How to Reduce Your Stress
There are a number of things you can do to reduce stress - including bringing in respite care a couple of times a week or joining a caregiver support group. You can also incorporate these four little things into each day to help reduce your stress.
Follow a Morning Routine
The way you spend the first couple hours of your day dramatically affects how the rest of it will go. For example, if you're in a frenzy trying to get out of the house - you're setting yourself up for a stressful day.
Follow a routine that will help you start your day off right. Get up early enough to have some time for yourself in the morning. Drink a cup of coffee or glass of tea, eat a balanced breakfast, and write down that day's to-dos. When you walk out the door, you'll be centered and prepared to take on whatever is next on your list.
There's no disputing that exercise improves physical health. That's why, no matter how tough of a day you're having, you should do your best to make time to be physically active.
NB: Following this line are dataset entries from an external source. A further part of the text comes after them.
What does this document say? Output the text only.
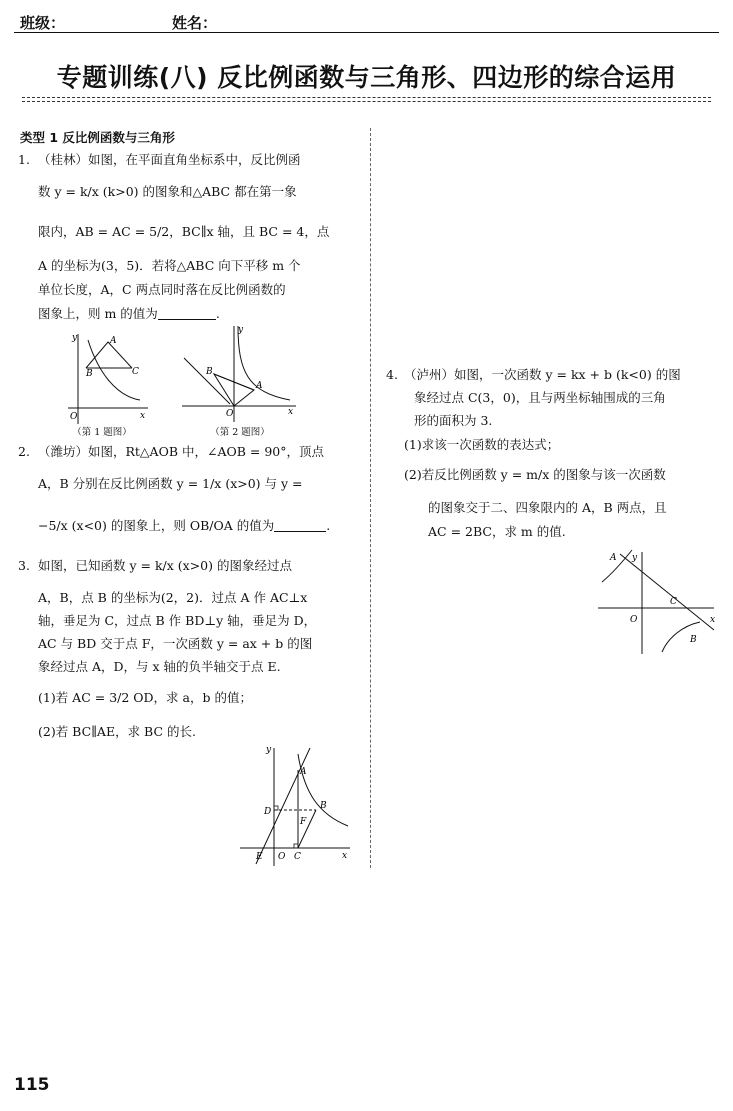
班级：	姓名：
专题训练(八) 反比例函数与三角形、四边形的综合运用
类型 1 反比例函数与三角形
1. （桂林）如图，在平面直角坐标系中，反比例函
数 y = k/x (k>0) 的图象和△ABC 都在第一象
限内，AB = AC = 5/2，BC∥x 轴，且 BC = 4，点
A 的坐标为(3，5)．若将△ABC 向下平移 m 个
单位长度，A，C 两点同时落在反比例函数的
图象上，则 m 的值为	.
y
x
O
A
B	C
（第 1 题图）
y
x
O
A
B
（第 2 题图）
2. （潍坊）如图，Rt△AOB 中，∠AOB = 90°，顶点
A，B 分别在反比例函数 y = 1/x (x>0) 与 y =
−5/x (x<0) 的图象上，则 OB/OA 的值为	.
3. 如图，已知函数 y = k/x (x>0) 的图象经过点
A，B，点 B 的坐标为(2，2)．过点 A 作 AC⊥x
轴，垂足为 C，过点 B 作 BD⊥y 轴，垂足为 D，
AC 与 BD 交于点 F，一次函数 y = ax + b 的图
象经过点 A，D，与 x 轴的负半轴交于点 E.
(1)若 AC = 3/2 OD，求 a，b 的值；
(2)若 BC∥AE，求 BC 的长.
y
x
O
A
B
C
D
E
F
4. （泸州）如图，一次函数 y = kx + b (k<0) 的图
象经过点 C(3，0)，且与两坐标轴围成的三角
形的面积为 3.
(1)求该一次函数的表达式；
(2)若反比例函数 y = m/x 的图象与该一次函数
的图象交于二、四象限内的 A，B 两点，且
AC = 2BC，求 m 的值.
y
x
O
A
B
C
115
Not only does it get your blood pumping, but it also gives you a chance to disconnect, helps you relax, keeps you healthy, and makes you feel better overall. Try to get at least thirty minutes of exercise per day, even if that just means taking a short walk.
Make Time for You
Try to incorporate yoga or mindfulness meditation into your daily routine. There are many ways you can accomplish this. If you're a meditation novice, use guided meditations to build your "mental muscles." If you pray, prioritize making time for your daily prayers.
If you prefer a more informal method of finding your center, go somewhere that makes you happy and spend some time taking things in. Perhaps that means walking on the beach (exercise!) or sitting in the park. Or maybe it means taking some time to get lost in a good book, or calling a friend to catch up. Dedicate thirty minutes of every day to whatever activity makes you feel zen. Doing so will keep you balanced - and will give you something to look forward to!
One of the hardest parts of being a family caretaker is balancing your life with your loved one's lives, and making sure nothing gets missed. Use an organizer and to-do lists to stay on top of your responsibilities and make them feel less overwhelming. Having attainable goals and being able to cross things off as you go will give you a sense of control.
Perhaps most importantly, never be afraid to ask for help. If you're feeling frustrated or run down, allow friends and family to step in - or have respite care come in a couple of days a week. And don't feel discouraged if you need some help! Being a caregiver is a tough job, and even the best caregivers need a break from time to time.